RAJAWALI mencatat, kekerasan terhadap jurnalis di Kalbar dilakukan oleh berbagai pihak. Mulai dari oknum aparat, pengacara, cukong pengepul tambang, hingga masyarakat. Mereka kerap alergi pada wartawan yang mengungkap praktik-praktik ilegal.

Tak cuma soal tindakan lapangan, RAJAWALI juga menyoroti lemahnya penegakan hukum terhadap kasus-kasus kekerasan pers. Menurut Hadysa, aparat kerap melangkahi aturan yang sudah jelas diatur dalam Undang-Undang Nomor 40 Tahun 1999 tentang Pers.

“UU Pers itu jelas, ada MoU antara Dewan Pers dan Kapolri juga. Tapi kenyataannya, wartawan malah ditarik-tarik pakai UU ITE dan KUHP,” ujarnya.

Sebagai contoh, Hadysa menyinggung kasus yang menimpa Pemimpin Umum media Kabarseputarindonesia.com, Ihainiantin Mulia Agung. Ia dipanggil oleh Polres Ketapang karena beritanya soal dugaan limbah PT WHW yang mencemari Sungai Tengar.

Surat pemanggilan itu keluar atas laporan dari pihak manajemen perusahaan. Yang bikin geram, pemanggilan terkesan memaksa dan tanpa melalui mekanisme yang sesuai UU Pers. Akhirnya, media tersebut melaporkan balik penyidik ke Subbid Paminal Polda Kalbar.

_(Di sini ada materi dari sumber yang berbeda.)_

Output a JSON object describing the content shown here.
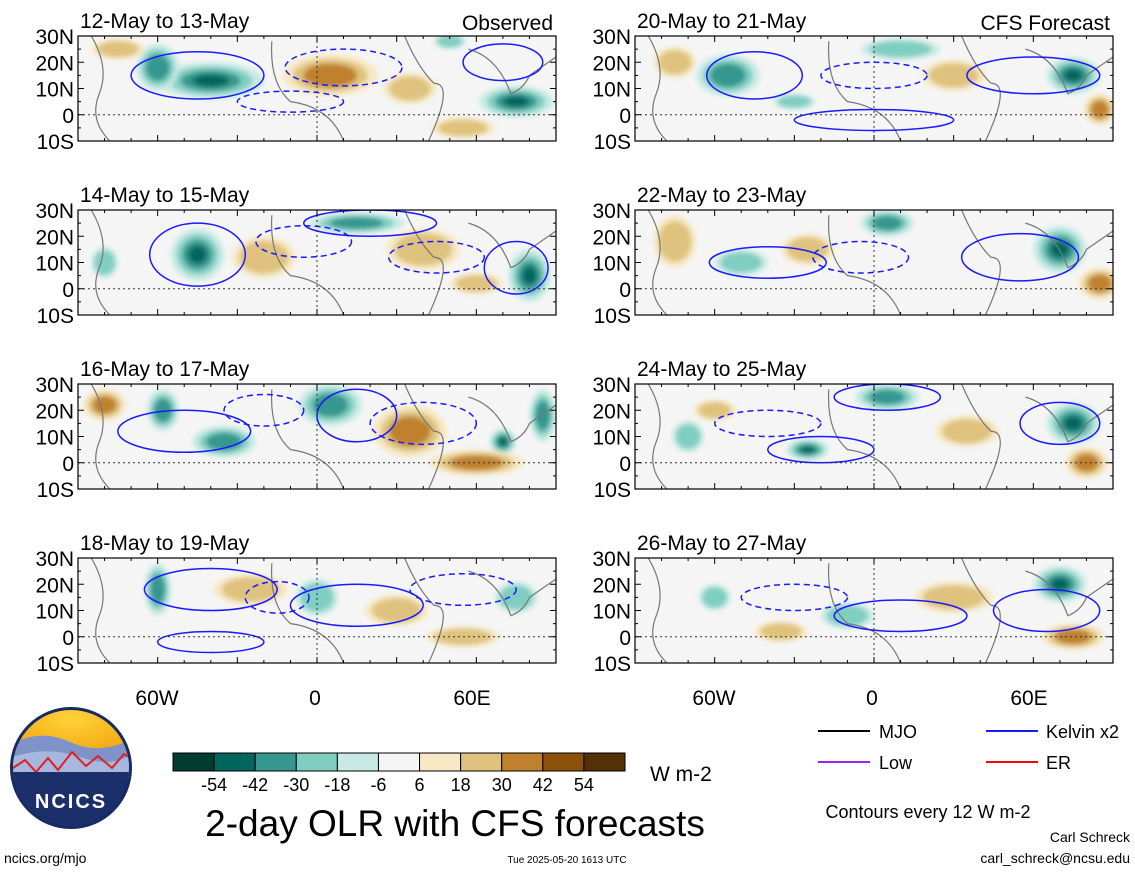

“Harusnya polisi konsultasi dulu ke Dewan Pers. Kalau langsung proses pakai hukum pidana, ya itu bukan penyelesaian sengketa pers. Itu kriminalisasi,” tegas Hadysa.

RAJAWALI mendesak agar semua aparat hukum serius menjalankan UU Pers dan tidak seenaknya menafsirkan berita sebagai pelanggaran hukum pidana. Mereka juga mengingatkan bahwa kebebasan pers dijamin undang-undang dan merupakan pilar demokrasi.

Di luar soal kekerasan, Hadysa juga menyoroti kondisi kesejahteraan wartawan. Banyak perusahaan media, katanya, abai terhadap hak-hak dasar jurnalis dengan dalih kondisi keuangan sedang buruk.

“Bisnis media boleh lesu, tapi jangan abaikan hak wartawan. Mereka tetap pekerja yang wajib dilindungi,” tandasnya.

RAJAWALI mendorong perusahaan media untuk tetap menjamin hak normatif wartawan: mulai dari gaji, BPJS, hingga perlindungan saat bertugas di lapangan. Apalagi, di tengah maraknya liputan investigatif yang berisiko tinggi.